Curtain raised. The stage is set. Black-clad, sloshed and dishevelled, the great author Titus Jensen steps into the light. Expectant laughter. A washed-up has-been, he can faintly remember being the hero on the Swedish literary scene. A former national treasure dulled by partying hard and drinking harder, now he has become the laughing stock of the yearly festival, where he is dragged out to read tech manuals and royal histories to the obscene amusement of the crowd. Backstage, he fades in and out of his stupor to chat with his comrade Eddie X, charismatic prophet of love and popular beat poet, about their uncertain future as authors in a ferociously competitive world. Together they come up with a bright idea to mesmerize the masses once again and get ahead of the bookselling game.
What they need is to write the best book in the world. It needs to be a book so good that it will top the charts in every genre, and cater to every taste imaginable. Romance, murder mystery, self-help and cook book, psychological thriller and chick lit – the best book in the world must be all of these things and more.

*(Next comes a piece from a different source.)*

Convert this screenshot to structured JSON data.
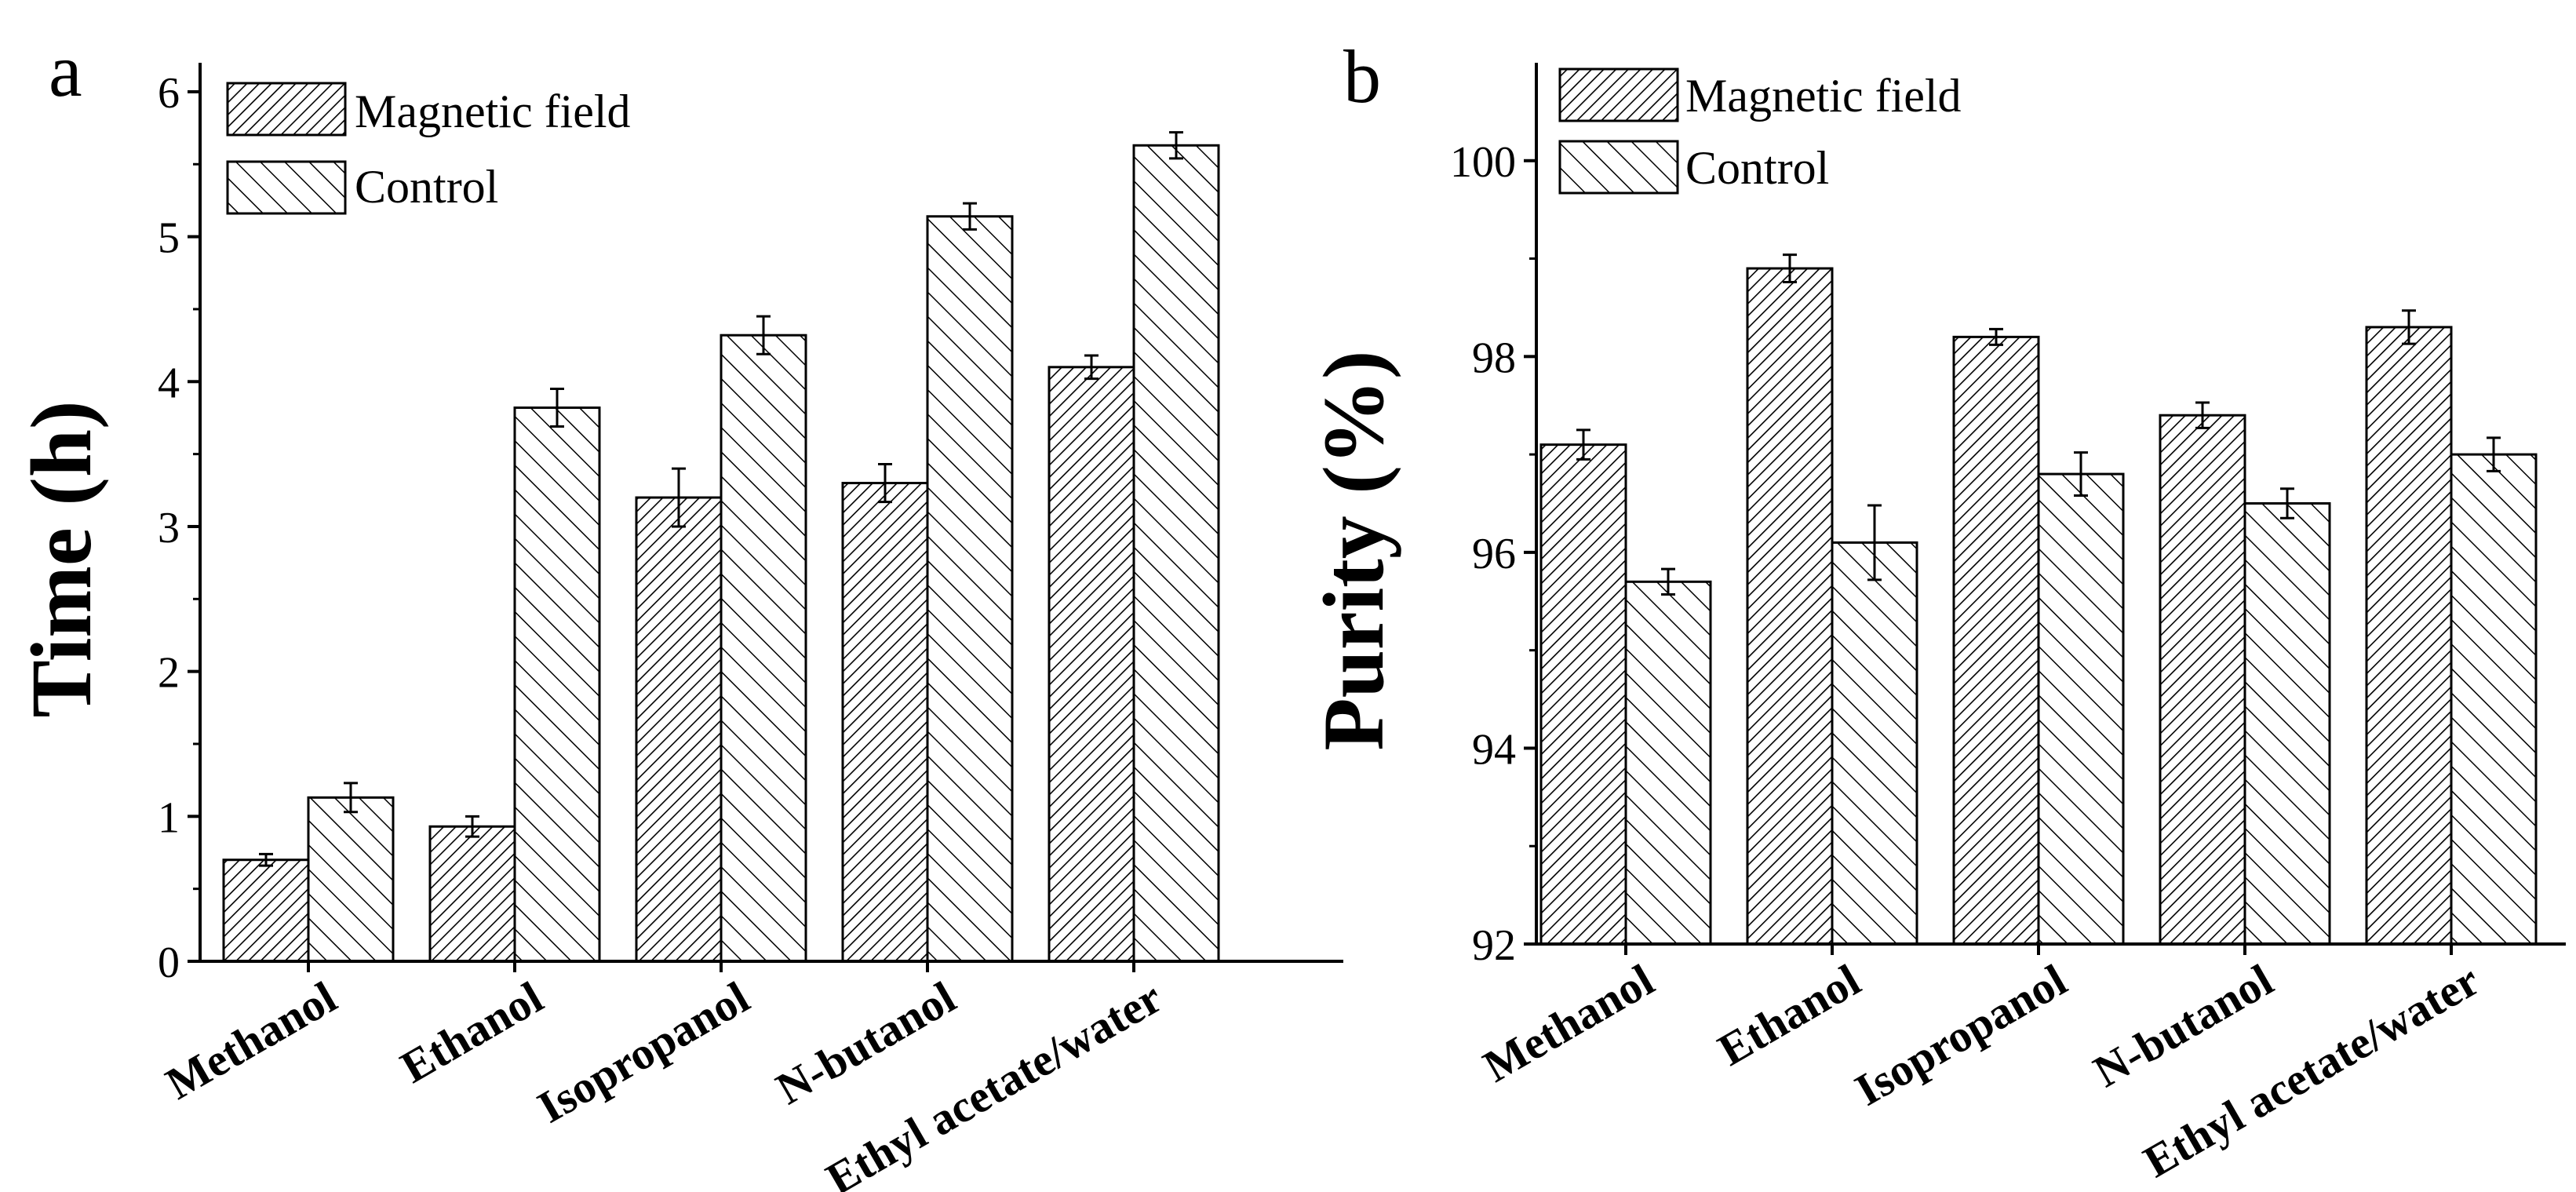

Fired up by their synchronized flash of brilliance, Titus slinks back to his ramshackle apartment to secretively start work on the book that will save him from obscurity. Under the strict guidance of his exasperated agent, Astra, he sets out to sober up, straighten himself out and turn his new obsession into reality. Soon he will have a new lease on life. However, the bottle is not the only danger on the road to fame and fortune, and Titus has to face more than his own demons to reach his deadline in one piece. Better to be obsessed than dependent.
The Best Book In The World is a clever piece of work, an explosively brief bombshell of everything you could ever love in a book. Mirroring Titus’ fictional adventures of protagonist inspector Håkan Rink, the writer himself goes through a cathartic process of reinventing himself through far-out self-help and misguided attempts at psychology. Throughout, the reader is treated to an equally invigorating trip down a literary rabbit-hole.
The Best Book In The World manages to be dark and goofy, profoundly ridiculous, flighty and gripping, a breezy read which is rewardingly demanding. Every time I thought I had this book pinned down, it caught me off guard in the very next chapter. Some of the more absurd bits, like Titus’ visit to deranged psychotherapist Dr. Ralf, even made me laugh out loud – a personal rarity when it comes to reading. And when you think you’ve seen it all, Stjernström has one final surprise in store: A discomfortingly sharp switchback at the end, which turns the entire story on its head. Having finished it, I think reading it again would be an entirely new and different experience. It certainly is a book which deserves a different cover whichever way you turn it.
Fast-paced and hard-hitting throughout, the story’s characters are sympathetic and delicate, inviting us to join them on a carnavalesque merry-go-round past crime and sex, poetry, art history, horror, telemarketers, cold revenge, novelty T-shirts, uneasy friendships and tearful family reunions. And to top it all off, a delicious recipe for the world’s best pizza, with God in the middle. Divine!
While The Best In The Book might fall somewhat short of being the best book in the world, it is still quite an achievement to write a book that could very well be reviewed in a thousand different ways, and still baffle and stupefy. Now all that’s left to do is to wait for them to transfer it to the big screen, preferably a production starring Hugh Laurie.